Mi alzai a sedere sul letto e tesi l’orecchio dicendo tra me: «Che diavolo succede!» e, pensando che un cervello disposto a vedere ombre e apparizioni avrebbe penato poco in quel tramenìo a vedersi alle coste tutte le anime degli Sforza, da Giacomo Attendolo a Ludovico il Moro.”

Massimo D’Azeglio non si spaventa, presto scopre che gli spiriti, paventati dalla sotto guardiana, altri  non sono che sorci e pipistrelli usciti dalle numerose fessure del vecchio parato di cuoio di cui sono tappezzate le pareti. Di qualche sorcio – racconta – riuscì a liberarsi, ma i pipistrelli che gli sventolavano sul viso, li sopportò stoicamente. «Sono gli animali più innocenti del mondo, e non mi diedero altrimenti noia».

 

Una sorta di fantasma, lontano dall’aureola nobiliare della contessa Livia, apparentemente campagnolo nel nome e di vita molto più breve, è ‘a Pampanella di Rocca di Papa, o meglio di un quartiere di Rocca di Papa perché era conosciuto e nominato solo nel quartiere più antico, quello medievale in alto sotto la fortezza.

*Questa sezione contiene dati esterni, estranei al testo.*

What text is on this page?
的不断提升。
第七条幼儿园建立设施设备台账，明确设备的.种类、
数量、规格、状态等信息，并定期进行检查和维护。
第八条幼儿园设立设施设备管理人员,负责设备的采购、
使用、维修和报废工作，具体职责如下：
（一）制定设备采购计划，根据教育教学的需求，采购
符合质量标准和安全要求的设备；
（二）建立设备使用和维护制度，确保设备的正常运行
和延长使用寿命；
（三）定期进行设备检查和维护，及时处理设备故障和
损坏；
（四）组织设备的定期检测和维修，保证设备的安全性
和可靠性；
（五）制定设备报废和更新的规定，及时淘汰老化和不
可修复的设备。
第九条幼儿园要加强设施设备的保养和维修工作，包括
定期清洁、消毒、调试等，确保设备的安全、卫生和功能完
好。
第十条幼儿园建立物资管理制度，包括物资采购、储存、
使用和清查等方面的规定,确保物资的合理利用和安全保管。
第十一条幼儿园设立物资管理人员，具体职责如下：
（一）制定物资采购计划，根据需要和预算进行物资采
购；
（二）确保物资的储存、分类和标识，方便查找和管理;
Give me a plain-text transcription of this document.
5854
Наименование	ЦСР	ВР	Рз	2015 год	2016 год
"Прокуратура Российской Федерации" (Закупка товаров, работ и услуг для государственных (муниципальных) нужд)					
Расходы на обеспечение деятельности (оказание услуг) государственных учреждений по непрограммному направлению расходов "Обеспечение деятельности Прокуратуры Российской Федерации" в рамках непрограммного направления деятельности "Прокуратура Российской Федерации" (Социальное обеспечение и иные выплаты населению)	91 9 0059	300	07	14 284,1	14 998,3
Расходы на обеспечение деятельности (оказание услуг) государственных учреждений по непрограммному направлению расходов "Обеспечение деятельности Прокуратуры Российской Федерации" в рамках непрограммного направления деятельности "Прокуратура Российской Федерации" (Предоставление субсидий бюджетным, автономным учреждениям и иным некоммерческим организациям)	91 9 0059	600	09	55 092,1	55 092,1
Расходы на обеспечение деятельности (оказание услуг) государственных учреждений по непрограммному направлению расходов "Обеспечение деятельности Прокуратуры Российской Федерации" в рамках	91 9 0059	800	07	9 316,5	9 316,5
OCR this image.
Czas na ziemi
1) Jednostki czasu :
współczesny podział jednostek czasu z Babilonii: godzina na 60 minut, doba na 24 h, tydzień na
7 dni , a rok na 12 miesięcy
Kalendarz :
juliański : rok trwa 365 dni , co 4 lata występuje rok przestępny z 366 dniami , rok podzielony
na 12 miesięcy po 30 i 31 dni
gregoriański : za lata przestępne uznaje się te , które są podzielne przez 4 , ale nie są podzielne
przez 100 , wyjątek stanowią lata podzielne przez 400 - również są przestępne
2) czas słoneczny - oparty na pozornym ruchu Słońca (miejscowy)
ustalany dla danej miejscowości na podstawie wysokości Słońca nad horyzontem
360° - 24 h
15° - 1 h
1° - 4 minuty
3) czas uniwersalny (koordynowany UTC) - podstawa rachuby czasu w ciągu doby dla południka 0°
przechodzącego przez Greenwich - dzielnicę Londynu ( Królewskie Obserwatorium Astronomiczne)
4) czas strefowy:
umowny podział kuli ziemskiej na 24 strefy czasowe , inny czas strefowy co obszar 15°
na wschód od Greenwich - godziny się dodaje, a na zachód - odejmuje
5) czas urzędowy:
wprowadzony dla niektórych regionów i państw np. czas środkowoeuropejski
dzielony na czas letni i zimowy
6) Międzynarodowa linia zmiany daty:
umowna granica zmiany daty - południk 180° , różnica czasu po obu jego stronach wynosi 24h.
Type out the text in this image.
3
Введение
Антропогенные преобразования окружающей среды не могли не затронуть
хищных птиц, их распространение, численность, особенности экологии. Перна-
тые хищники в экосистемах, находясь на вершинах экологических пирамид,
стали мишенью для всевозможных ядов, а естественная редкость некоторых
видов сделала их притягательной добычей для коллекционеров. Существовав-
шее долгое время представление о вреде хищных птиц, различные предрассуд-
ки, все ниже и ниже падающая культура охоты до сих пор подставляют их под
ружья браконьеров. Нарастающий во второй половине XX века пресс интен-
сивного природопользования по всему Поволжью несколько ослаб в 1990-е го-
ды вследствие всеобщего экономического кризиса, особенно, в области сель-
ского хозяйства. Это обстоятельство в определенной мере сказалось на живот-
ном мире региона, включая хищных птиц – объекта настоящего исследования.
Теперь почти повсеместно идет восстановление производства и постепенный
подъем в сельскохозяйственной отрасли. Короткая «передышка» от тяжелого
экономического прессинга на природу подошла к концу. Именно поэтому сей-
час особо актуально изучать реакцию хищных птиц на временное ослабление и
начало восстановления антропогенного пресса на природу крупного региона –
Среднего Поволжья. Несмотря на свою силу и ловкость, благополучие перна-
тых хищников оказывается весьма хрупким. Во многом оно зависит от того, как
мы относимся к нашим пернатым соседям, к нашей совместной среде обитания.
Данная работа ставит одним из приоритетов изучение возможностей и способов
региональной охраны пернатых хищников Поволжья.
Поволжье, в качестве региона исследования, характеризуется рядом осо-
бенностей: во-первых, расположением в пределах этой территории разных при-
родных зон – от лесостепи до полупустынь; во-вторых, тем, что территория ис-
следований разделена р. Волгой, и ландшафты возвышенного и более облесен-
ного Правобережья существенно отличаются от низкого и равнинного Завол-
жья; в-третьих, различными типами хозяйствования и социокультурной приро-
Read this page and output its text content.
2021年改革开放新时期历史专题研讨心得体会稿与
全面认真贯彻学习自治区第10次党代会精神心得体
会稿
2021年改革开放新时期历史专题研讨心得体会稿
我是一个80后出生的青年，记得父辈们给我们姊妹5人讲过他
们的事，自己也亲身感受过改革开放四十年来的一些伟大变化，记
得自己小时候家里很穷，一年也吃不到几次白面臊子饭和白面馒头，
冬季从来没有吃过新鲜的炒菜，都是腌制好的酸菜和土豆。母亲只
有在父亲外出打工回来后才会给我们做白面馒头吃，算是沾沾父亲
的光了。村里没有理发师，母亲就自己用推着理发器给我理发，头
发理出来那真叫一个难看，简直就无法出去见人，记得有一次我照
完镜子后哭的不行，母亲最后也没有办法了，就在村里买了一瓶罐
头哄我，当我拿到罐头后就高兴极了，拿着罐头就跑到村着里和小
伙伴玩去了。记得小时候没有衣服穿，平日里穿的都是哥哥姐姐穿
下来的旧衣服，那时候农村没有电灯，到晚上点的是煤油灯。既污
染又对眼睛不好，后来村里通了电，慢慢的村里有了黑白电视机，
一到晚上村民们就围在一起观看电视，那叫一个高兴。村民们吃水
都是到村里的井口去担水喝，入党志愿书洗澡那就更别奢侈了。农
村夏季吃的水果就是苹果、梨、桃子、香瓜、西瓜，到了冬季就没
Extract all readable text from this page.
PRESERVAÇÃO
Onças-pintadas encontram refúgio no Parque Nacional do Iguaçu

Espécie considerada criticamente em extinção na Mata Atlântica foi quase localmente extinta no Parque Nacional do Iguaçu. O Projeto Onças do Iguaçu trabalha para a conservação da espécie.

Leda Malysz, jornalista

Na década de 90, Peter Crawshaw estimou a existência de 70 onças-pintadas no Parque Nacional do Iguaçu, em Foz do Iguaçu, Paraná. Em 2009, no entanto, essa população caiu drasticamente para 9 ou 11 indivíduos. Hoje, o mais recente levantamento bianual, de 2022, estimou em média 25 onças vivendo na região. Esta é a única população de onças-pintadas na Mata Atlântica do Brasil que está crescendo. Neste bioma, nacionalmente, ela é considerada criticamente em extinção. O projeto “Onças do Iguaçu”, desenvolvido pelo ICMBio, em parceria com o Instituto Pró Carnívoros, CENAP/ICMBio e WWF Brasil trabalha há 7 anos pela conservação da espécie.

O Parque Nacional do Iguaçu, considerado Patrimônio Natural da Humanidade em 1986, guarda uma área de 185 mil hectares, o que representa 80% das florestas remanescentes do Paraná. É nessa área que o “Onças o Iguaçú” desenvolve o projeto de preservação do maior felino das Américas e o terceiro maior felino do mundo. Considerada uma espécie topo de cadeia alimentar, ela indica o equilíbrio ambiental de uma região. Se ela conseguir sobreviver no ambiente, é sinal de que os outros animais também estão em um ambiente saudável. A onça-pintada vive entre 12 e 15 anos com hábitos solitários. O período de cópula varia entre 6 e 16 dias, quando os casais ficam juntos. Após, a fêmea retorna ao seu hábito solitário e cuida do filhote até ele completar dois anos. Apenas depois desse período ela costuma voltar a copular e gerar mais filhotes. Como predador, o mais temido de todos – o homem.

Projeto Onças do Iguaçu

E sicuramente solo dal 1920 circa fino agli anni ’70. Mio padre e mia zia Livia, nati proprio in quel quartiere, che certamente nelle strade e nei vicoli di quel quartiere hanno giocato nel primo decennio del Novecento, non me ne hanno mai parlato, mentre la ricordano uomini e donne nati successivamente. E, come avviene per tutte le storie popolari, ognuno ha pronta una sua versione, cambiandole persino il nome in Mammanella o Mammana. Così per alcuni ‘a Pampanella è una strega altissima, magra con mani adunche, per altri un lungo fantasma vestito di bianco, per altri ancora una specie di incrocio fra un fantasma e una strega che, in ogni modo, fa paura. Difatti è un fantasma infido, maligno che porta via i bambini che non vogliono rientrare quando è già buio oppure che vanno a giocare su alla fortezza – in dialetto L’Orcatura -, considerato proprio il regno della Pampanella o de’ e pampanelle, al plurale, come dice Franco Carfagna. «No ì loco che ‘i stanno ‘e pampanelle  ( Non andare lì che ci sono le pampanelle ) gli dicevano i familiari da bambino per non farlo andare dalle parti della fortezza, che era allora scoscesa, senza muri di sostegno, pericolosa.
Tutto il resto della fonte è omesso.